The entire financial crisis is such a gigantic clusterfuck I’m beginning to have a hard time believing anyone can be that incompetent and still remember to breathe.

This would be true in a perfect world, but in the land of people with steady long term (10+ years) jobs getting canned, and then not having enough to pay their loans. Even responsible people are getting screwed.

Of course, but that is why I prefaced it with “generally speaking” and the point of my reply wasn’t about foreclosures in general, but the notion from the quoted article that anyone who is in foreclosure is the victim.

Regarding the larger financial crisis, there is, without a doubt some malice. But you would be surprised with the level of “incompetence” in the decision making.

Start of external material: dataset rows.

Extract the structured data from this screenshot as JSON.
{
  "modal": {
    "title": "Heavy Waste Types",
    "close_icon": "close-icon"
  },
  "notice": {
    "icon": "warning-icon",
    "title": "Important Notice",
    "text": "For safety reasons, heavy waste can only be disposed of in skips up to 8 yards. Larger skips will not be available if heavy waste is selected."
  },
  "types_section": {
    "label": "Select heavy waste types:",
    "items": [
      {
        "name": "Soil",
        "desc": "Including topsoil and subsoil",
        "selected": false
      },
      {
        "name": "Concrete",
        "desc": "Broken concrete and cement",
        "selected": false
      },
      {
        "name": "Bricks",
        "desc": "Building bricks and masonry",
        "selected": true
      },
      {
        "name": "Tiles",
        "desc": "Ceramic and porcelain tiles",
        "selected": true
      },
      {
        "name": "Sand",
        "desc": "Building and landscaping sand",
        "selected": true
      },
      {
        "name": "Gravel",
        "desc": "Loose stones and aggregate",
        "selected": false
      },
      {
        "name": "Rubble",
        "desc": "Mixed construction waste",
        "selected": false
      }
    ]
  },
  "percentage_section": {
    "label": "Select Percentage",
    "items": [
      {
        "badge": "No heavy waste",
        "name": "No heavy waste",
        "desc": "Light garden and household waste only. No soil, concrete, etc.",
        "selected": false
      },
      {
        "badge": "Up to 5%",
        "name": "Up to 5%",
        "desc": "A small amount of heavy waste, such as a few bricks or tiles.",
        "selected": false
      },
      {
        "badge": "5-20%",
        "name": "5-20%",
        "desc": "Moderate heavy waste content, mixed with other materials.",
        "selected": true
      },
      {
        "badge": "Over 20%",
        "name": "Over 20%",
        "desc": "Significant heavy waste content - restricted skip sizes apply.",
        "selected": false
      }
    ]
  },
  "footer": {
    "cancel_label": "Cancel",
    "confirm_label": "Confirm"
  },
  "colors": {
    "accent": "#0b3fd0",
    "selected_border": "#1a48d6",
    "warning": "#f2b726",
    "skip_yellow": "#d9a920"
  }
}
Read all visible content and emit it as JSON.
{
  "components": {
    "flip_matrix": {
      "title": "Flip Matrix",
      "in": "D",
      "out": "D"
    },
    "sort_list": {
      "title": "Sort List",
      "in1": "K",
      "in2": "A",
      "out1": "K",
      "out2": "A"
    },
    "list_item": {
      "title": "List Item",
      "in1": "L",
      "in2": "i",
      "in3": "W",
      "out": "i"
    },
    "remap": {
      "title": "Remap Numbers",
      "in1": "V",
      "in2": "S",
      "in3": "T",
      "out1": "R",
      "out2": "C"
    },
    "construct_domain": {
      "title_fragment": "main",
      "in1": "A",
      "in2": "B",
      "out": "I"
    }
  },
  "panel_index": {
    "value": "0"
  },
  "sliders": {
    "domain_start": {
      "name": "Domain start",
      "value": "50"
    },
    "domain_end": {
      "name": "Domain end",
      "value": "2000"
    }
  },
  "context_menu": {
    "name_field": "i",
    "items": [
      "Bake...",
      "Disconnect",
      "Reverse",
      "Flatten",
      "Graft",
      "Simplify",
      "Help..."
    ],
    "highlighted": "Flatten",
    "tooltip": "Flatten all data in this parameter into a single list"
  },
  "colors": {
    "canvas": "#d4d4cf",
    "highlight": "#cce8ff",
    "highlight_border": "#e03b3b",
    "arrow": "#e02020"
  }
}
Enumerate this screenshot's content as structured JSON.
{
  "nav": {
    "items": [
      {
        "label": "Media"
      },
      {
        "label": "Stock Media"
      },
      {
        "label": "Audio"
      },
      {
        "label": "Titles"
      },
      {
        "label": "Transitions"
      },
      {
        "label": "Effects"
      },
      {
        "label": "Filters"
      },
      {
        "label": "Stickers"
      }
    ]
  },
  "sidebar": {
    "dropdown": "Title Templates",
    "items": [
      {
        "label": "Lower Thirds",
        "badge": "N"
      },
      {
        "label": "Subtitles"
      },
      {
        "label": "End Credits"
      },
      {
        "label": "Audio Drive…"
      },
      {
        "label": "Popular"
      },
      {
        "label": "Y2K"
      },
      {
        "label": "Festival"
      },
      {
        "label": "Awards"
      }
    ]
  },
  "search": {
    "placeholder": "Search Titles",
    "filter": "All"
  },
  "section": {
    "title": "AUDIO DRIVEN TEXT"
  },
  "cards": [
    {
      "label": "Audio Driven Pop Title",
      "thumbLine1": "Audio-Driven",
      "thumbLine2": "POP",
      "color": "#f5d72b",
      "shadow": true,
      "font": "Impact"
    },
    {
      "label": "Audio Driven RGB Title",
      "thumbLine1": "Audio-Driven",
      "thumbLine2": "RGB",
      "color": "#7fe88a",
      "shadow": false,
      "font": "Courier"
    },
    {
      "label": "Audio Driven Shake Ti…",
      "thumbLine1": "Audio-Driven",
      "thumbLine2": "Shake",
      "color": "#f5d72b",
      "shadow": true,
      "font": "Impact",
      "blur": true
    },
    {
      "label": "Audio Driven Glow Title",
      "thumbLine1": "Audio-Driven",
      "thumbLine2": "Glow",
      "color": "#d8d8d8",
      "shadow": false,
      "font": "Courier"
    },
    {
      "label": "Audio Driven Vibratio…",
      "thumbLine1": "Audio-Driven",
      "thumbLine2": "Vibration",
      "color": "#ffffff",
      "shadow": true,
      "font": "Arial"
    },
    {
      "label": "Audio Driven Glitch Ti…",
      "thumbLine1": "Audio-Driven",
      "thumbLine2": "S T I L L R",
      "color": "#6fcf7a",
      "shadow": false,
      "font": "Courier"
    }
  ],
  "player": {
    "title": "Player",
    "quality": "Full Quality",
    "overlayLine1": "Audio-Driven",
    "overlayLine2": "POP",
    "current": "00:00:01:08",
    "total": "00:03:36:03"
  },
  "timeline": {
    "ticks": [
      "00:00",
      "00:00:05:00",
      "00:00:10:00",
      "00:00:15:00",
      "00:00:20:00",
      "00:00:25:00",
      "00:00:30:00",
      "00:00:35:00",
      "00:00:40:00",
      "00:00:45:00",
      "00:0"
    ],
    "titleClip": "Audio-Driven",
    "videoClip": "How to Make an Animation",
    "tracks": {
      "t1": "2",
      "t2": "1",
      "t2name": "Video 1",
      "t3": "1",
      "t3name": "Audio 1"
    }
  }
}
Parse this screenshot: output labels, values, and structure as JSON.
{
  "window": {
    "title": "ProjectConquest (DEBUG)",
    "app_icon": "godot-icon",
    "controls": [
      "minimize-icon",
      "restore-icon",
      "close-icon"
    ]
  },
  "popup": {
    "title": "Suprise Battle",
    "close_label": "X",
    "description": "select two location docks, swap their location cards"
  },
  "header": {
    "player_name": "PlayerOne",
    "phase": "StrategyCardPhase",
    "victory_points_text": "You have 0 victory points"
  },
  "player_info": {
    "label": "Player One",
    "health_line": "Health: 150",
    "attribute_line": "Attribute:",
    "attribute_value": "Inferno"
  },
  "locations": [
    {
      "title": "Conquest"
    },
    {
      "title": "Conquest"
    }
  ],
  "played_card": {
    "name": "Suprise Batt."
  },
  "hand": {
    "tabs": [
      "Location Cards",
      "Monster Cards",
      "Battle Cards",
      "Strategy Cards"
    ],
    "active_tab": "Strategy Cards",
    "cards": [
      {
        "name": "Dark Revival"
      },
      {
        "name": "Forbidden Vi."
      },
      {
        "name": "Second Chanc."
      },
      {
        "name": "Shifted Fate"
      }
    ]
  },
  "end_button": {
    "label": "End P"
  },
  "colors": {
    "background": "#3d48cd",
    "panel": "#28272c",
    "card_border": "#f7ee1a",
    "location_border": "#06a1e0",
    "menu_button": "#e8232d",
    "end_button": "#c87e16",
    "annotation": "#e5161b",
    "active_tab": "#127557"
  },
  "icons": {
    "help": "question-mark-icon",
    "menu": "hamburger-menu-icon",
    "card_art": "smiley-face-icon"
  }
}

And I lump greed and the pressure to realize the same profits as competitors driving decisions without properly assessing short and long term risk in there.

Just a difference in where we categorize stuff I think. “Fuck that paperwork trail noise - it costs money I’d rather pocket” goes in the malice bucket as far as I’m concerned. But I also buy that there was a bit of “let’s not tell the people we’re selling this shit to how bad it really is” in there, which is definitely malice.

Yeah, but that is different than “deliberately didn’t do a proper paper trail in order to hide the problems” (regarding the issue brought out in the article), i.e. “fraud”.

Incompetence would describe what the OP’s article is about.

Both true. The financial sector will be the first up against the wall when the revolution comes.*

The financial sector has basically ruined money.

So, the beauty of Hayek’s formation of connectionism as a precursor to graph theory was the optimizations that a price-setter would use to distill a single transmissabe value. The problem is that in an age of microsecond transactions, the entire basis of the theory is rendered obsolete, because it was formed in an age of informational scarcity. Seriously, you could run a stock ticker feed on a 60 hz modem.

I wonder with AG isn’t participating?

Regulators from all 50 states are launching a coordinated investigation into possibly “deceptive” and “unfair” foreclosure practices that may have illegally evicted families from their homes.

A bipartisan group of state attorneys general from 49 states and financial regulators from 39 states will work together to comb through foreclosure filings and documents from mortgage servicers to see if any state laws have been broken in the rush by services to kick borrowers out of their homes without following various state and local laws.